Tuesday, October 05, 2010

cats, want, piano

Posted by PicasaIn the little garden which surrounds the memorial statue of the painter, Santiago Rusinsol, there are always cats to photograph on meditate upon. This little one clearly wasn't here last year.

A girl walks past me protesting into her mobile: "Yer, but I want to marry him."

In the window of Brittens, the music shop, is a new Bechstein grand. A  magnificent, desirable object, replete with silent potential, I think, but not one desired by me, who has no room for it, and who could produce no useful sound from it.


CC said...

Curious, sweet and sleepy Kit and Mum.
I am a sucker for anything CAT.

Dave King said...

Curios - and enthralling - the way your apparently unrelated items spark off each other. Clever - like the best of the Haiku writers.

Unknown said...

CC I thought of you when I saw these two.

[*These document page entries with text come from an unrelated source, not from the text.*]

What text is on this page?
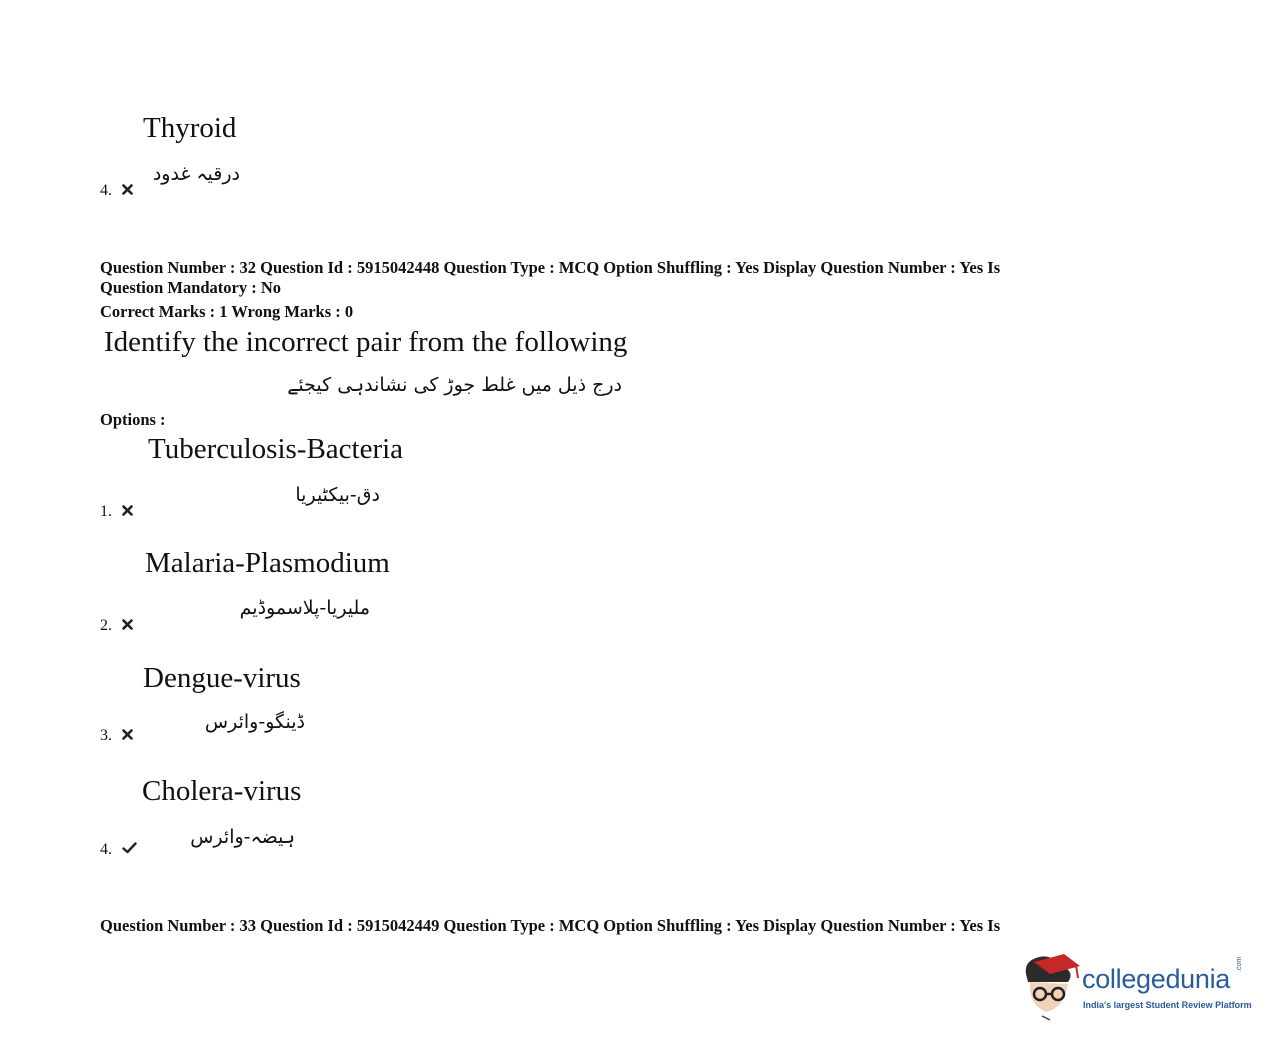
Thyroid
درقیہ غدود
4.
Question Number : 32 Question Id : 5915042448 Question Type : MCQ Option Shuffling : Yes Display Question Number : Yes Is
Question Mandatory : No
Correct Marks : 1 Wrong Marks : 0
Identify the incorrect pair from the following
درج ذیل میں غلط جوڑ کی نشاندہی کیجئے
Options :
Tuberculosis-Bacteria
دق-بیکٹیریا
1.
Malaria-Plasmodium
ملیریا-پلاسموڈیم
2.
Dengue-virus
ڈینگو-وائرس
3.
Cholera-virus
ہیضہ-وائرس
4.
Question Number : 33 Question Id : 5915042449 Question Type : MCQ Option Shuffling : Yes Display Question Number : Yes Is
collegedunia .com
India's largest Student Review Platform
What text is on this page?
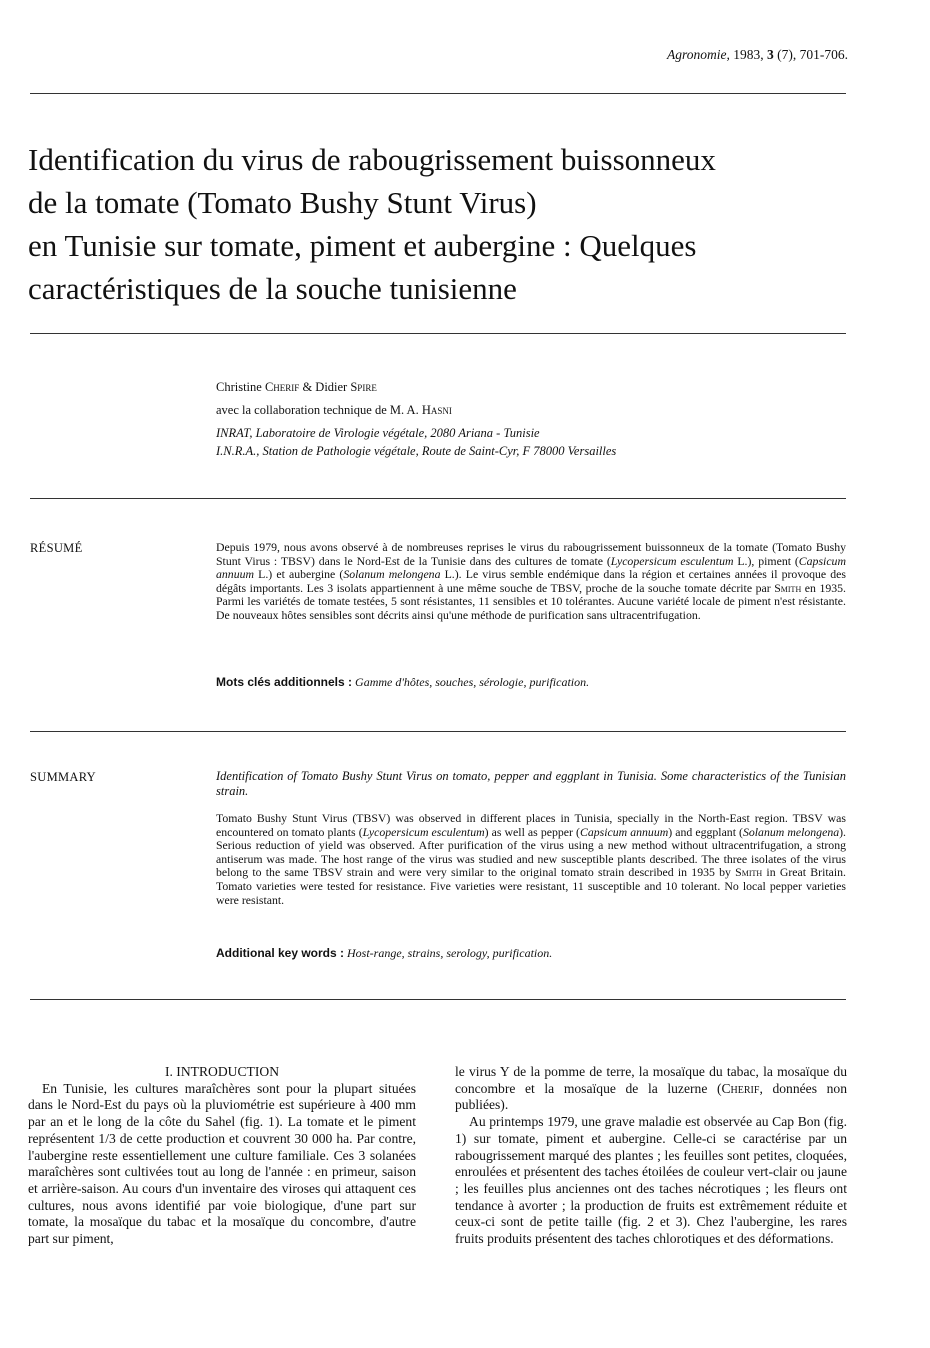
Agronomie, 1983, 3 (7), 701-706.
Identification du virus de rabougrissement buissonneux
de la tomate (Tomato Bushy Stunt Virus)
en Tunisie sur tomate, piment et aubergine : Quelques
caractéristiques de la souche tunisienne
Christine Cherif & Didier Spire
avec la collaboration technique de M. A. Hasni
INRAT, Laboratoire de Virologie végétale, 2080 Ariana - Tunisie
I.N.R.A., Station de Pathologie végétale, Route de Saint-Cyr, F 78000 Versailles
RÉSUMÉ	Depuis 1979, nous avons observé à de nombreuses reprises le virus du rabougrissement buissonneux de la tomate (Tomato Bushy Stunt Virus : TBSV) dans le Nord-Est de la Tunisie dans des cultures de tomate (Lycopersicum esculentum L.), piment (Capsicum annuum L.) et aubergine (Solanum melongena L.). Le virus semble endémique dans la région et certaines années il provoque des dégâts importants. Les 3 isolats appartiennent à une même souche de TBSV, proche de la souche tomate décrite par Smith en 1935. Parmi les variétés de tomate testées, 5 sont résistantes, 11 sensibles et 10 tolérantes. Aucune variété locale de piment n'est résistante. De nouveaux hôtes sensibles sont décrits ainsi qu'une méthode de purification sans ultracentrifugation.
Mots clés additionnels : Gamme d'hôtes, souches, sérologie, purification.
SUMMARY	Identification of Tomato Bushy Stunt Virus on tomato, pepper and eggplant in Tunisia. Some characteristics of the Tunisian strain.
Tomato Bushy Stunt Virus (TBSV) was observed in different places in Tunisia, specially in the North-East region. TBSV was encountered on tomato plants (Lycopersicum esculentum) as well as pepper (Capsicum annuum) and eggplant (Solanum melongena). Serious reduction of yield was observed. After purification of the virus using a new method without ultracentrifugation, a strong antiserum was made. The host range of the virus was studied and new susceptible plants described. The three isolates of the virus belong to the same TBSV strain and were very similar to the original tomato strain described in 1935 by Smith in Great Britain. Tomato varieties were tested for resistance. Five varieties were resistant, 11 susceptible and 10 tolerant. No local pepper varieties were resistant.
Additional key words : Host-range, strains, serology, purification.

I. INTRODUCTION

En Tunisie, les cultures maraîchères sont pour la plupart situées dans le Nord-Est du pays où la pluviométrie est supérieure à 400 mm par an et le long de la côte du Sahel (fig. 1). La tomate et le piment représentent 1/3 de cette production et couvrent 30 000 ha. Par contre, l'aubergine reste essentiellement une culture familiale. Ces 3 solanées maraîchères sont cultivées tout au long de l'année : en primeur, saison et arrière-saison. Au cours d'un inventaire des viroses qui attaquent ces cultures, nous avons identifié par voie biologique, d'une part sur tomate, la mosaïque du tabac et la mosaïque du concombre, d'autre part sur piment,

le virus Y de la pomme de terre, la mosaïque du tabac, la mosaïque du concombre et la mosaïque de la luzerne (Cherif, données non publiées).

Au printemps 1979, une grave maladie est observée au Cap Bon (fig. 1) sur tomate, piment et aubergine. Celle-ci se caractérise par un rabougrissement marqué des plantes ; les feuilles sont petites, cloquées, enroulées et présentent des taches étoilées de couleur vert-clair ou jaune ; les feuilles plus anciennes ont des taches nécrotiques ; les fleurs ont tendance à avorter ; la production de fruits est extrêmement réduite et ceux-ci sont de petite taille (fig. 2 et 3). Chez l'aubergine, les rares fruits produits présentent des taches chlorotiques et des déformations.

Dave Good to hear from you. Sometimes when these observations call for bevity and simplicity, I think that they are almost haikus. Once or twice, a 5-7-5 syllable aarrangement has occured by chance.

Lucy said...

Awww, sweet pusscats! (And remember, cats mean stats, what do cats mean...?)

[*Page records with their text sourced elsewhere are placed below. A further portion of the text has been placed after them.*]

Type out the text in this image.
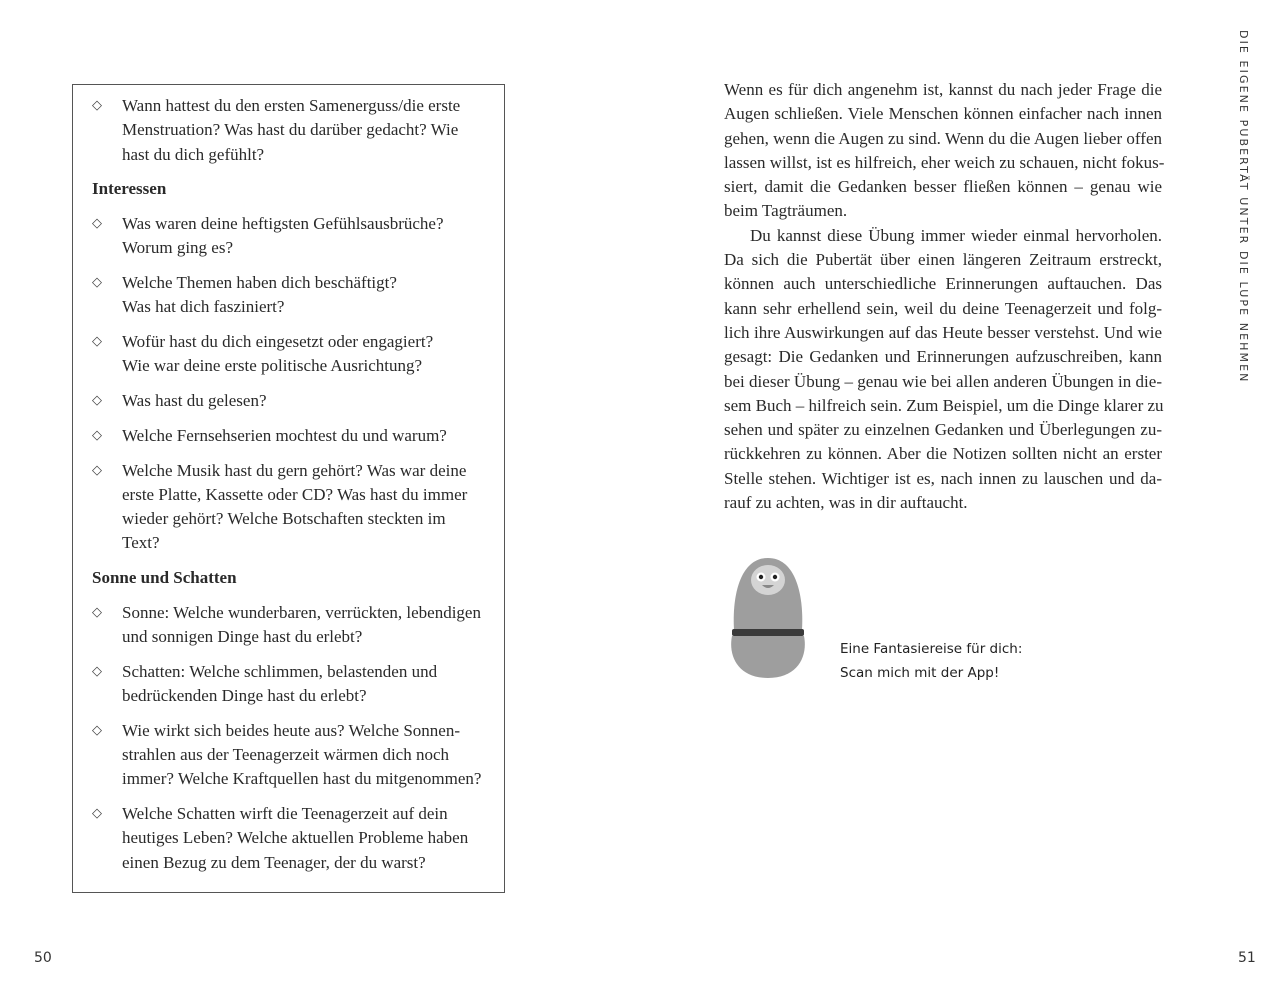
◇ Wann hattest du den ersten Samenerguss/die erste
Menstruation? Was hast du darüber gedacht? Wie
hast du dich gefühlt?
Interessen
◇ Was waren deine heftigsten Gefühlsausbrüche?
Worum ging es?
◇ Welche Themen haben dich beschäftigt?
Was hat dich fasziniert?
◇ Wofür hast du dich eingesetzt oder engagiert?
Wie war deine erste politische Ausrichtung?
◇ Was hast du gelesen?
◇ Welche Fernsehserien mochtest du und warum?
◇ Welche Musik hast du gern gehört? Was war deine
erste Platte, Kassette oder CD? Was hast du immer
wieder gehört? Welche Botschaften steckten im Text?
Sonne und Schatten
◇ Sonne: Welche wunderbaren, verrückten, lebendigen
und sonnigen Dinge hast du erlebt?
◇ Schatten: Welche schlimmen, belastenden und
bedrückenden Dinge hast du erlebt?
◇ Wie wirkt sich beides heute aus? Welche Sonnen-
strahlen aus der Teenagerzeit wärmen dich noch
immer? Welche Kraftquellen hast du mitgenommen?
◇ Welche Schatten wirft die Teenagerzeit auf dein
heutiges Leben? Welche aktuellen Probleme haben
einen Bezug zu dem Teenager, der du warst?
50
Wenn es für dich angenehm ist, kannst du nach jeder Frage die
Augen schließen. Viele Menschen können einfacher nach innen
gehen, wenn die Augen zu sind. Wenn du die Augen lieber offen
lassen willst, ist es hilfreich, eher weich zu schauen, nicht fokus-
siert, damit die Gedanken besser fließen können – genau wie
beim Tagträumen.
Du kannst diese Übung immer wieder einmal hervorholen.
Da sich die Pubertät über einen längeren Zeitraum erstreckt,
können auch unterschiedliche Erinnerungen auftauchen. Das
kann sehr erhellend sein, weil du deine Teenagerzeit und folg-
lich ihre Auswirkungen auf das Heute besser verstehst. Und wie
gesagt: Die Gedanken und Erinnerungen aufzuschreiben, kann
bei dieser Übung – genau wie bei allen anderen Übungen in die-
sem Buch – hilfreich sein. Zum Beispiel, um die Dinge klarer zu
sehen und später zu einzelnen Gedanken und Überlegungen zu-
rückkehren zu können. Aber die Notizen sollten nicht an erster
Stelle stehen. Wichtiger ist es, nach innen zu lauschen und da-
rauf zu achten, was in dir auftaucht.
DIE EIGENE PUBERTÄT UNTER DIE LUPE NEHMEN
Eine Fantasiereise für dich:
Scan mich mit der App!
51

The girls with the mobile matrimonia ambitions is funny as well.

Roderick Robinson said...

The great thing about a piano, or any other keyboard instrument, is that the notes are all there for you - they don't have to be created, as with a violin or a trumpet. Through sheer doggedness you can get through all the key changes in, say, "Lady is a tramp" and provided you have tolerant (or deaf) neighbours you can eventually stumble your way through to some kind of rendering of the melody. It is much harder to do this where you are simultaneously having to form the notes. I have always wanted a piano for this reason although have never had the space. I have looked into buying one of the piano's smaller brothers but size, alas, does not lead to lower prices. However, there is one caveat. If your musical incompetence has a rhythmic base, as mine has, the piano will not help. See my post, many moons ago, on the inherent difficulties of achieving the first line of "Get happy".

Roderick Robinson said...

Writing the above comment put my mind through the wringer and I Googled "Inexpensive keyboard instruments". Such things exist (starting as low as £32) but are, of course, electronic. So I now face an aesthetic (perhaps even a moral) conundrum. My apologies for conducting interior dialogues, of interest to no one else, on your blog.